The same Harvard Crimson story reports that after two weeks, “the site had been visited by 450 people, who voted at least 22,000 times
It was for this ability to build a wildly popular site that Victor Gao first recommended eron, Tyler, and Divya. Sold on Mark, the Harvard Connection trio reached out to him. Mark agreed to meet.
They first met in an early evening in late November in the dining hall of Harvard College’s Kirkland House. Cameron, Tyler, and Divya brought up their idea for Harvard Connection, and described their plans to A) build the site for Harvard students only, by requiring new users to register with email addresses, and B) expand Harvard Connection beyond Harvard to schools around the country. Mark reportedly showed enthusiastic interest in the project.

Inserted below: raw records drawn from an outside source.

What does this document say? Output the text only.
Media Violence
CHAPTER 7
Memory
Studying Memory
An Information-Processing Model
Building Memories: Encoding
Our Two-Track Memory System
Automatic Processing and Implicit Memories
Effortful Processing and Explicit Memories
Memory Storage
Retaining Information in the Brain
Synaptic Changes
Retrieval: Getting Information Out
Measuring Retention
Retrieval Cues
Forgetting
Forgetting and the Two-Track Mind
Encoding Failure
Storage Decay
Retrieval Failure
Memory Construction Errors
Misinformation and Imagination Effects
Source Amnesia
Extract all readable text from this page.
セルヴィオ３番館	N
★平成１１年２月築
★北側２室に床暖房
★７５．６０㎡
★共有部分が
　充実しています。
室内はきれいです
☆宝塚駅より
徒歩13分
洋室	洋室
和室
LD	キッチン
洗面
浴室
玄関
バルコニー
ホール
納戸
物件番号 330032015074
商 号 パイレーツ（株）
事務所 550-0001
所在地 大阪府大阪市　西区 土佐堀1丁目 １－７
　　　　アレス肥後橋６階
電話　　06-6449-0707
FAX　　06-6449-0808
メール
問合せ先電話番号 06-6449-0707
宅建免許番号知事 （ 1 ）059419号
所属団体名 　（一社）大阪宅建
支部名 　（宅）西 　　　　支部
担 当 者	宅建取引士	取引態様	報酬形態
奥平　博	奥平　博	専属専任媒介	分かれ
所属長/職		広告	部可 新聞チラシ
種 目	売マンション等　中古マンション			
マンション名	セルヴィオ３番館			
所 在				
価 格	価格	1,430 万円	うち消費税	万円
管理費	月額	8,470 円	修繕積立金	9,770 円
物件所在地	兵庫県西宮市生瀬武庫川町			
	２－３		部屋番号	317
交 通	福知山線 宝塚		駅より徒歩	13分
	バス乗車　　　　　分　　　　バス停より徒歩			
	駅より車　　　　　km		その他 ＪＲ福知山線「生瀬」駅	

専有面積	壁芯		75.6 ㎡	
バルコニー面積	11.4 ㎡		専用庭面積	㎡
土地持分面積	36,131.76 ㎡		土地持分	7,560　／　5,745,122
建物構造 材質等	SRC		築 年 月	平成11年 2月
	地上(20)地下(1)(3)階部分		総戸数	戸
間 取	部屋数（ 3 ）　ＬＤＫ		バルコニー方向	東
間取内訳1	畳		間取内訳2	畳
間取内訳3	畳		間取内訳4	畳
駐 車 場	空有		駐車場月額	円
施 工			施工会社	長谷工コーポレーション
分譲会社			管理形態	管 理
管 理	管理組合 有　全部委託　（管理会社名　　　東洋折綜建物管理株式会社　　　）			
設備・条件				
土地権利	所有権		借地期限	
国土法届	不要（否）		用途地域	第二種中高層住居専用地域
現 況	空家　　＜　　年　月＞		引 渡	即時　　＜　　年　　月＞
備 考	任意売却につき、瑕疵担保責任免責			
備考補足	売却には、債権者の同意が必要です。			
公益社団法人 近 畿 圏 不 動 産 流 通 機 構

Later that night, Mark wrote an email to the Winklevoss brothers and Divya: “I read over all the stuff you sent and it seems like it shouldn’t take too long to implement, so we can talk about that after I get all the basic functionality up tomorrow night.”
The next day, on December 1, . Part of it read, “I put together one of the two registration pages so I have everything working on my system now. I’ll keep you posted as I patch stuff up and it starts to become completely functional.”
These two emails sounded like the words of someone who was eager to be a part of the team and working away on the project. A few days later, however, started to change in tone. Specifically, they went from someone who seemed to be hard at work building the product to someone who was so busy with schoolwork that he had no time to do any coding at all.
December 4: “Sorry I was unreachable tonight. I just got about three of your missed calls. I was working on a problem set.”
I’m also really busy tomorrow so I don’t think I’d be able to meet then anyway
December 10: “The week has been pretty busy thus far, so I haven’t gotten a chance to do much work on the site or even think about it really, so I think it’s probably best to postpone meeting until we have more to discuss. “
A week later: “Sorry I have not been reachable for the past few days. I’ve basically been in the lab the whole time working on a cs problem set which I”m still not finished with.”
Sorry it’s taken a while for me to get back to you. I’m completely swamped with work this week. I have three programming projects and a final paper due by Monday, as well as a couple of problem sets due Friday. I’ll be available to discuss the site again starting Tuesday.